Die Bundesregierung will im Falle von energetische Modernisierungsmaßnahmen an Miethäusern und Mietwohnungen Mietminderungen für einen Zeitraum von drei Monaten ausschließen. Ist die Wohnung unbenutzbar, bleibe das Minderungsrecht allerdings im vollen Umfang erhalten. Der Vermieter müsse so keine finanziellen Einbußen in Kauf nehmen. Das schaffe für ihn einen Anreiz zur Sanierung, argumentierte die Justizministerin.
Im Gegenzug profitiere der Mieter anschließend von geringeren Nebenkosten, wenn beispielsweise dank energetischer Gebäudesanierung die Wohnung besser isoliert sei und er weniger heizen müsse. Die Sanierungskosten sollen nach dem bereits bestehenden Grundsatz für die Kosten von Modernisierungsmaßnahmen mit jährlich elf Prozent auf die Miete umgelegt werden können. Das führte zu heftigen Protesten bei den Abgeordneten der Oppositionsfraktionen. Sie sehen eine Bevorteilung der Vermieter und zu hohe Kosten für die Mieter.

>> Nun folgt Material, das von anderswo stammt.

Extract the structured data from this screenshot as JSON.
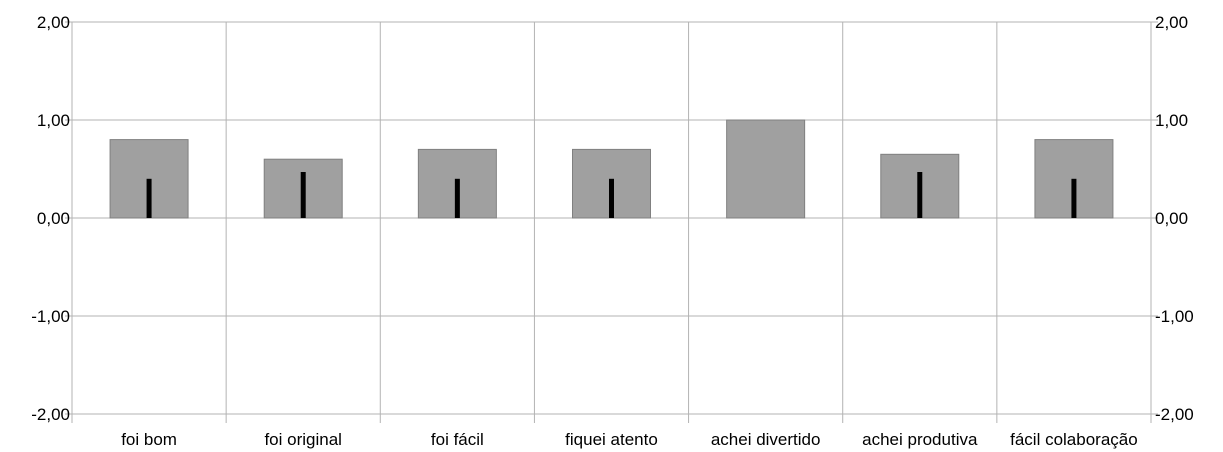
{
  "chart_data": {
    "type": "bar",
    "categories": [
      "foi bom",
      "foi original",
      "foi fácil",
      "fiquei atento",
      "achei divertido",
      "achei produtiva",
      "fácil colaboração"
    ],
    "series": [
      {
        "values": [
          0.8,
          0.6,
          0.7,
          0.7,
          1.0,
          0.65,
          0.8
        ]
      }
    ],
    "error_bars": [
      0.4,
      0.47,
      0.4,
      0.4,
      0.0,
      0.47,
      0.4
    ],
    "ylim": [
      -2,
      2
    ],
    "yticks": [
      -2,
      -1,
      0,
      1,
      2
    ],
    "ytick_labels": [
      "-2,00",
      "-1,00",
      "0,00",
      "1,00",
      "2,00"
    ],
    "secondary_y_axis": true,
    "grid": true,
    "title": "",
    "xlabel": "",
    "ylabel": "",
    "colors": {
      "bar": "#a0a0a0",
      "bar_edge": "#808080",
      "error_bar": "#000000",
      "grid": "#b3b3b3"
    }
  }
}
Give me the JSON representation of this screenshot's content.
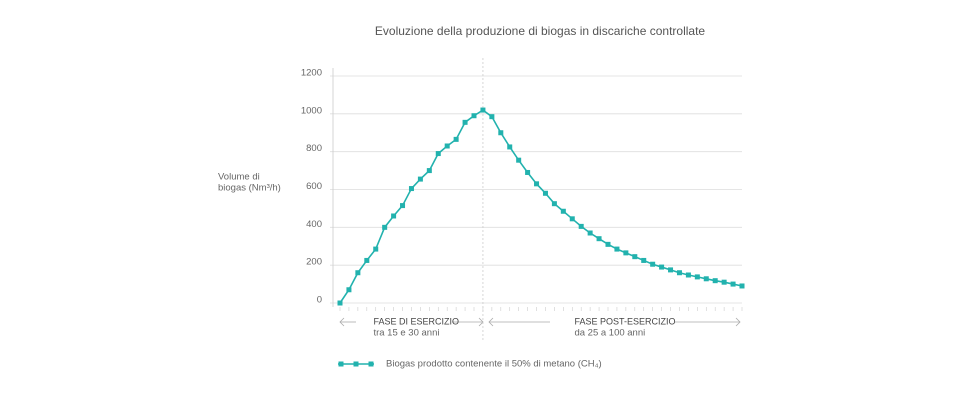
{
  "chart_data": {
    "type": "line",
    "title": "Evoluzione della produzione di biogas in discariche controllate",
    "y_label": [
      "Volume di",
      "biogas (Nm³/h)"
    ],
    "categories": [
      null,
      null,
      null,
      null,
      null,
      null,
      null,
      null,
      null,
      null,
      null,
      null,
      null,
      null,
      null,
      null,
      null,
      null,
      null,
      null,
      null,
      null,
      null,
      null,
      null,
      null,
      null,
      null,
      null,
      null,
      null,
      null,
      null,
      null,
      null,
      null,
      null,
      null,
      null,
      null,
      null,
      null,
      null,
      null,
      null,
      null
    ],
    "series": [
      {
        "name": "Biogas prodotto contenente il 50% di metano (CH₄)",
        "color": "#22b2ae",
        "values": [
          0,
          70,
          160,
          225,
          285,
          400,
          460,
          515,
          605,
          655,
          700,
          790,
          830,
          865,
          955,
          990,
          1020,
          985,
          900,
          825,
          755,
          690,
          630,
          580,
          525,
          485,
          445,
          405,
          370,
          340,
          310,
          285,
          265,
          245,
          225,
          205,
          190,
          175,
          160,
          148,
          138,
          128,
          118,
          110,
          100,
          90
        ]
      }
    ],
    "ylim": [
      0,
      1200
    ],
    "yticks": [
      0,
      200,
      400,
      600,
      800,
      1000,
      1200
    ],
    "grid": true,
    "annotations": [
      {
        "title": "FASE DI ESERCIZIO",
        "subtitle": "tra 15 e 30 anni"
      },
      {
        "title": "FASE POST-ESERCIZIO",
        "subtitle": "da 25 a 100 anni"
      }
    ]
  }
}
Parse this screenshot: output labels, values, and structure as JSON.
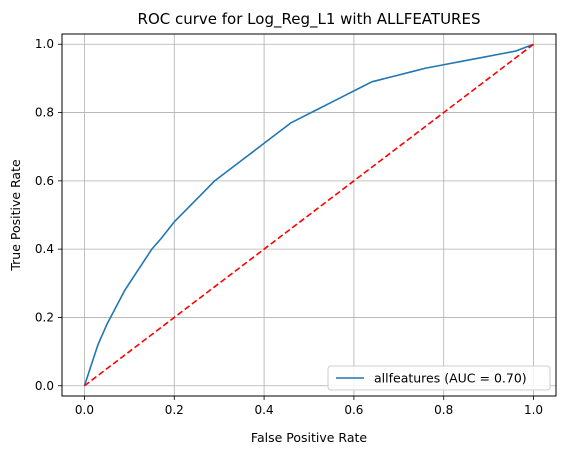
{
  "chart_data": {
    "type": "line",
    "title": "ROC curve for Log_Reg_L1 with ALLFEATURES",
    "xlabel": "False Positive Rate",
    "ylabel": "True Positive Rate",
    "xlim": [
      -0.05,
      1.05
    ],
    "ylim": [
      -0.03,
      1.03
    ],
    "xticks": [
      0.0,
      0.2,
      0.4,
      0.6,
      0.8,
      1.0
    ],
    "yticks": [
      0.0,
      0.2,
      0.4,
      0.6,
      0.8,
      1.0
    ],
    "xtick_labels": [
      "0.0",
      "0.2",
      "0.4",
      "0.6",
      "0.8",
      "1.0"
    ],
    "ytick_labels": [
      "0.0",
      "0.2",
      "0.4",
      "0.6",
      "0.8",
      "1.0"
    ],
    "grid": true,
    "legend_position": "lower-right",
    "series": [
      {
        "name": "allfeatures (AUC = 0.70)",
        "color": "#1f77b4",
        "style": "solid",
        "x": [
          0.0,
          0.01,
          0.02,
          0.03,
          0.05,
          0.07,
          0.09,
          0.11,
          0.13,
          0.15,
          0.17,
          0.2,
          0.23,
          0.26,
          0.29,
          0.32,
          0.35,
          0.38,
          0.4,
          0.43,
          0.46,
          0.49,
          0.52,
          0.55,
          0.58,
          0.61,
          0.64,
          0.67,
          0.7,
          0.73,
          0.76,
          0.8,
          0.84,
          0.88,
          0.92,
          0.96,
          1.0
        ],
        "y": [
          0.0,
          0.04,
          0.08,
          0.12,
          0.18,
          0.23,
          0.28,
          0.32,
          0.36,
          0.4,
          0.43,
          0.48,
          0.52,
          0.56,
          0.6,
          0.63,
          0.66,
          0.69,
          0.71,
          0.74,
          0.77,
          0.79,
          0.81,
          0.83,
          0.85,
          0.87,
          0.89,
          0.9,
          0.91,
          0.92,
          0.93,
          0.94,
          0.95,
          0.96,
          0.97,
          0.98,
          1.0
        ]
      },
      {
        "name": "",
        "color": "#ff0000",
        "style": "dashed",
        "x": [
          0.0,
          1.0
        ],
        "y": [
          0.0,
          1.0
        ]
      }
    ]
  }
}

Eineinhalb Stunden lang wurde der Regierungsentwurf kontrovers diskutiert. Außerdem standen ein Antrag "Mietrechtsnovelle nutzen – Klimafreundlich und bezahlbar wohnen" (17/10120) der Fraktion Bündnis 90/Die Grünen sowie ein Antrag "Wohnen muss bezahlbar bleiben" der Fraktion Die Linke zu Diskussion.

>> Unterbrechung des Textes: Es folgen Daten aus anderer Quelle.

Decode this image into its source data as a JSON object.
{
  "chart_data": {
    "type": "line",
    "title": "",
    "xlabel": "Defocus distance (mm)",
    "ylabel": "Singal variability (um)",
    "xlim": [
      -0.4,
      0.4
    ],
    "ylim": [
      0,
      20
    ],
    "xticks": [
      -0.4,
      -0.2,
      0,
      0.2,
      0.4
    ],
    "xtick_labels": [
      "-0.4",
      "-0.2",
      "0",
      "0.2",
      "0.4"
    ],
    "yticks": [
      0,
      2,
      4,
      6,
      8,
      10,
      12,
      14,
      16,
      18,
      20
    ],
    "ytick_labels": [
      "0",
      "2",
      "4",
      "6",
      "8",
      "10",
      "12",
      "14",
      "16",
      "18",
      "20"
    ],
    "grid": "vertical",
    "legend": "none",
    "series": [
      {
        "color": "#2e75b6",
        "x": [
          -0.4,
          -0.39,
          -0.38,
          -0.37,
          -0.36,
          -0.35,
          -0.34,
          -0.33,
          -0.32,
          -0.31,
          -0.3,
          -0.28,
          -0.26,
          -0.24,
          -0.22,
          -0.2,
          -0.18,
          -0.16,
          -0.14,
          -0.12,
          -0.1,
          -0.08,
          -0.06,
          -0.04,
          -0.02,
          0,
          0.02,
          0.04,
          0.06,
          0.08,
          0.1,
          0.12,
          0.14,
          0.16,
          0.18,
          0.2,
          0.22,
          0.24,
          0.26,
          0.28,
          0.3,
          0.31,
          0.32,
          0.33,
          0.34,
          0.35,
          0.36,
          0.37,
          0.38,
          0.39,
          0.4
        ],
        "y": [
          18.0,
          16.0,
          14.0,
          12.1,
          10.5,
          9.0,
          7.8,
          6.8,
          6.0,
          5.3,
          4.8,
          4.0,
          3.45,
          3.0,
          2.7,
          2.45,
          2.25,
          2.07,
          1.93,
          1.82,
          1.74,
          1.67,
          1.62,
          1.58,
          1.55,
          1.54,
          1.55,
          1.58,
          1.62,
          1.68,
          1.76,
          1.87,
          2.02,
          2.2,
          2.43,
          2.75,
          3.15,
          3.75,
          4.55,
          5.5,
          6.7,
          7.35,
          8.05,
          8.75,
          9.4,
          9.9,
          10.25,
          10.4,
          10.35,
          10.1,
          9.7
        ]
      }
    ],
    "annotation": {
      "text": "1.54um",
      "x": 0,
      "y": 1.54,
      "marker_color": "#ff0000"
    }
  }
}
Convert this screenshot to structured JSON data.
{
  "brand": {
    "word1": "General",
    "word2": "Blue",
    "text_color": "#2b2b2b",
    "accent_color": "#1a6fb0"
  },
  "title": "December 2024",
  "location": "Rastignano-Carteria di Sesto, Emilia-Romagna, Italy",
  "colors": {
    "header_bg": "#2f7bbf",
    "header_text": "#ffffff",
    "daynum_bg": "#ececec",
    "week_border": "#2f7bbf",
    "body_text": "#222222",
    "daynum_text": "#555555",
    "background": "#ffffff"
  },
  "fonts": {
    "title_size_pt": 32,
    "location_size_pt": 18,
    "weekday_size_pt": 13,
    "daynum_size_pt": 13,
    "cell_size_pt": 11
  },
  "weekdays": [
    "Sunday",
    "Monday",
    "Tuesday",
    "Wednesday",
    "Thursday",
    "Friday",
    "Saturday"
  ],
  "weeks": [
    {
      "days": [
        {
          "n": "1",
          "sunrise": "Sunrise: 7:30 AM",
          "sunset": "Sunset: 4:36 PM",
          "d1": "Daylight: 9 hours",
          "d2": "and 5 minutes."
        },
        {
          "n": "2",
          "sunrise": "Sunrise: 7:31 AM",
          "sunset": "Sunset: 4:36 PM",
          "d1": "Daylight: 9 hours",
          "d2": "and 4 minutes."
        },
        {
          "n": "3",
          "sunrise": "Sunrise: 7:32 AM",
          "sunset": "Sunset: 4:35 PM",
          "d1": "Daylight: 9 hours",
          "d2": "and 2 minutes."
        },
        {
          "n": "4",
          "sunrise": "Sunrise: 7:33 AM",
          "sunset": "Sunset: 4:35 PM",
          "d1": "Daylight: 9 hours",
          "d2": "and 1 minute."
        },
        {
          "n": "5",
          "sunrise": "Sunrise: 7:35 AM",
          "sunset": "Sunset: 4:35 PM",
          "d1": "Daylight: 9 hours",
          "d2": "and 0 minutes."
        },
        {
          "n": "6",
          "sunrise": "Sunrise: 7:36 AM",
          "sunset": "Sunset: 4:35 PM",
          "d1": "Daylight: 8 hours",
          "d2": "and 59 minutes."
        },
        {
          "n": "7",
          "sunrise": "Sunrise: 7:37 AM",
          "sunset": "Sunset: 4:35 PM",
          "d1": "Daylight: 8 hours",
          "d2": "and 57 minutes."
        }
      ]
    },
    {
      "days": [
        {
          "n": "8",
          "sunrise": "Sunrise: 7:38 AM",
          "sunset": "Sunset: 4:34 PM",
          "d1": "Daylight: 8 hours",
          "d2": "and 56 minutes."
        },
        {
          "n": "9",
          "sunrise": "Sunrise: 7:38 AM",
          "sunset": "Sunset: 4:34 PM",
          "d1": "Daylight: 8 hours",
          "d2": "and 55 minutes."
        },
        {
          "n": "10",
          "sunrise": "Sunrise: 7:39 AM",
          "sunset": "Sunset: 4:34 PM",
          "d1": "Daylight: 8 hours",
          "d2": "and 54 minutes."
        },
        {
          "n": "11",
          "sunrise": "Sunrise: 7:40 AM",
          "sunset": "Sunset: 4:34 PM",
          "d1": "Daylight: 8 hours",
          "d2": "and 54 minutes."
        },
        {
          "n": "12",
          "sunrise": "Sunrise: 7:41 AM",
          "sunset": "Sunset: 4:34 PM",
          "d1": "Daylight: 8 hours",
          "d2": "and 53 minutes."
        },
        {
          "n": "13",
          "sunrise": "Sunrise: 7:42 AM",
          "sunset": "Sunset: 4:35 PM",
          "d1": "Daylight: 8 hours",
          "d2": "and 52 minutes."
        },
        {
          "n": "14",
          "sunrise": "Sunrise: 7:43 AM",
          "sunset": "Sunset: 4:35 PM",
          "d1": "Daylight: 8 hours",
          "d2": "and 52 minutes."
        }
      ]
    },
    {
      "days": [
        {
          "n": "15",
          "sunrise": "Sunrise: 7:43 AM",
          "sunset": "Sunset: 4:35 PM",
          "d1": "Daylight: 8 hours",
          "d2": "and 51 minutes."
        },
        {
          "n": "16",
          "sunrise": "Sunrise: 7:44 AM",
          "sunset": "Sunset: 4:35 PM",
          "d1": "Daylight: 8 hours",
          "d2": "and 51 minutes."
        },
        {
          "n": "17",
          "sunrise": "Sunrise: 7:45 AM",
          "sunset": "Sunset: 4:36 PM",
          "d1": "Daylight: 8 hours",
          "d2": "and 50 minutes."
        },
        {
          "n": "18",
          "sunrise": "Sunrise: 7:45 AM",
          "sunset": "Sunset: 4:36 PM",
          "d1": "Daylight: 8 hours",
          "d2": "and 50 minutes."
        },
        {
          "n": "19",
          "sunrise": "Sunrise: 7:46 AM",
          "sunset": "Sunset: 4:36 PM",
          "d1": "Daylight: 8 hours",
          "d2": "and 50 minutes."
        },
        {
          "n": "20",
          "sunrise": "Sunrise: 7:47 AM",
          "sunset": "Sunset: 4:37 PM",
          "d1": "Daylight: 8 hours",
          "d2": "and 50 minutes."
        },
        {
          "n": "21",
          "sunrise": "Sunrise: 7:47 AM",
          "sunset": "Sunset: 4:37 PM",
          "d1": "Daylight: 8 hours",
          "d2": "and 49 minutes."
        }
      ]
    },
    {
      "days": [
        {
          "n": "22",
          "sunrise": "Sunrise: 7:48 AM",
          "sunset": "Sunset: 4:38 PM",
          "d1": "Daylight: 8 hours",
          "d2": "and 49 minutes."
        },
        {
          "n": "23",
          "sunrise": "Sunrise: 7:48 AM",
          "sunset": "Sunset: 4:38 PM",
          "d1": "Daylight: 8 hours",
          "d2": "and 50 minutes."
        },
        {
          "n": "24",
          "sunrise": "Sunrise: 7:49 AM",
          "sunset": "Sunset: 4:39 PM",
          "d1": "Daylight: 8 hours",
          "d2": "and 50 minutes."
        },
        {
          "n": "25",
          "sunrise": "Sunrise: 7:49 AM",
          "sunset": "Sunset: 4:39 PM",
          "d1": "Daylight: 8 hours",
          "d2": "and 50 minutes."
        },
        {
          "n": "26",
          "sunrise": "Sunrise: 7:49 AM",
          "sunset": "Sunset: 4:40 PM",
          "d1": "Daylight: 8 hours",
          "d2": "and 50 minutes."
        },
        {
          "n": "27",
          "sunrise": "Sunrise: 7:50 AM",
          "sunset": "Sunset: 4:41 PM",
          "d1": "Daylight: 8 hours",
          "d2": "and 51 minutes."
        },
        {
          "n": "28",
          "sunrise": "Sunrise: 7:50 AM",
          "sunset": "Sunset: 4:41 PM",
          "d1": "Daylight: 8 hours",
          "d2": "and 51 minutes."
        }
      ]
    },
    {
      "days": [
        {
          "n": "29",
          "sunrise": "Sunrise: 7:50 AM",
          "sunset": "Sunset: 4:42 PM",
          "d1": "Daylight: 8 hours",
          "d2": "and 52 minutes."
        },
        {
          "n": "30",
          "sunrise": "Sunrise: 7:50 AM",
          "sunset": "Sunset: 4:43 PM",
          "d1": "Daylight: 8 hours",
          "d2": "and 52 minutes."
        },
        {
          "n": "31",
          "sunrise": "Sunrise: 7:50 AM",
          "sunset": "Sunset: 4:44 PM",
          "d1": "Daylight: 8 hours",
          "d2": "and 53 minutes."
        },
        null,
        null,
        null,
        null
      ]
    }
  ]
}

Der SPD-Abgeordnete Ingo Egloff kritisierte neben dem Regierungsentwurf auf den Entwurf der Linken. Dieser sieht eine Begrenzung der Umlage von elf auf fünf Prozent vor. In der Folge würde kein Mieter eine energetische Gebäudesanierung vornehmen. Der Plan "schießt über das Ziel hinaus, ich halte ihn für nicht praktikabel", erklärte Egloff. Akuten Handlungsbedarf sah er vielmehr in hohen Mietkosten. "Wenn es Haushalte gibt, die 40 Prozent des Nettohaushaltseinkommens für die Miete ausgeben, dann besteht Handlungsbedarf", sagte Egloff und verwies auf die steigenden ortsüblichen Vergleichsmieten. Letzere müssten nach einem neuen Schlüssel berechnet werden.

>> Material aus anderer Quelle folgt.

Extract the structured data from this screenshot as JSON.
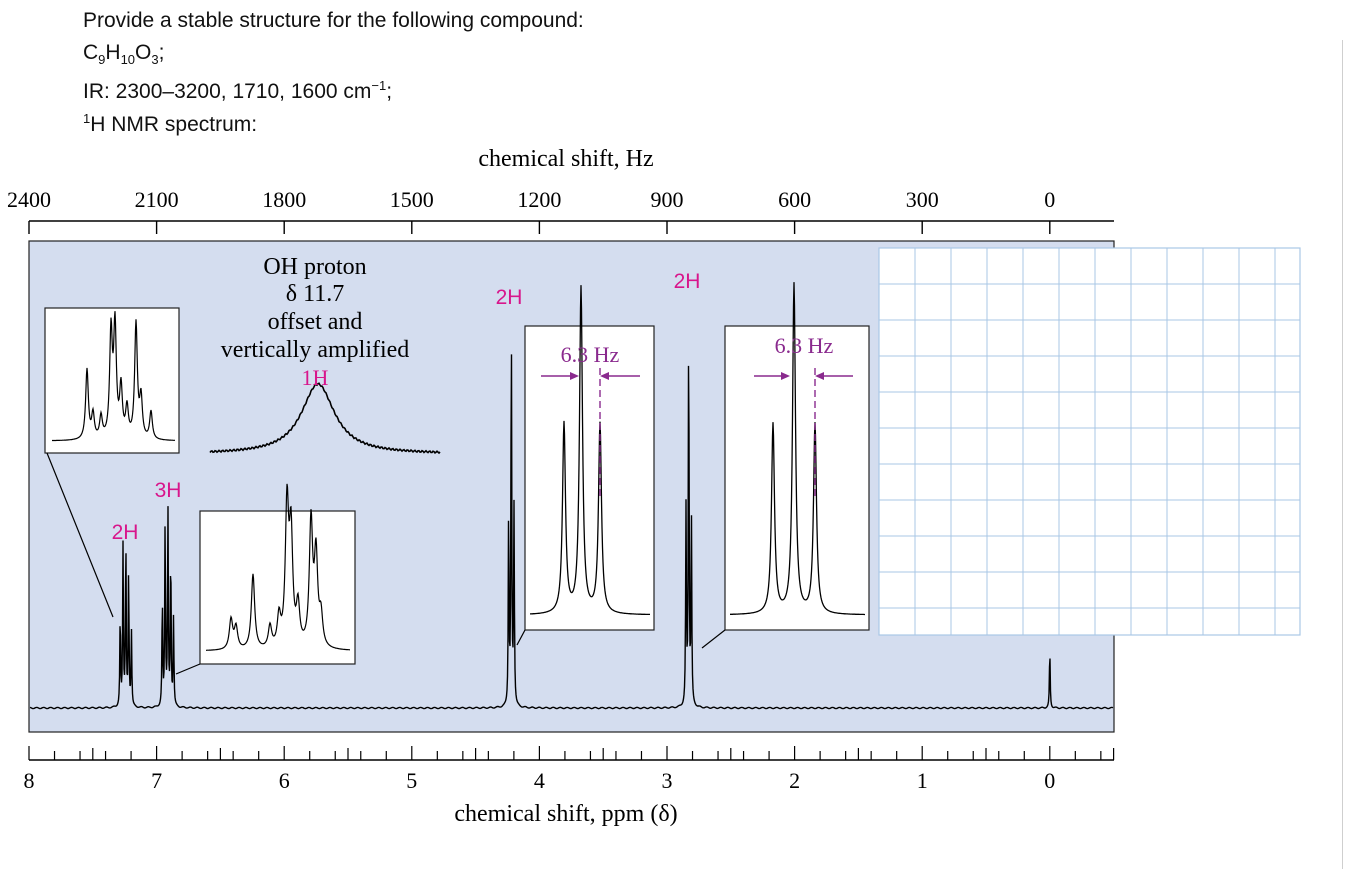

Ein weiterer zentraler Punkt in der Plenardebatte war das sogenannte Mietnomadentum. "Je näher man dem Thema kommt, desto kleiner wird es", warf der Oppositionspolitiker der Bundesregierung die Aufblähung des Themas vor. Abgesehen von Einzelfällen, über die groß in Boulevardzeitungen berichtet worden sei, gebe es keine repräsentativen Zahlen. "Und auf dieser Basis wollen Sie ein Gesetz ändern."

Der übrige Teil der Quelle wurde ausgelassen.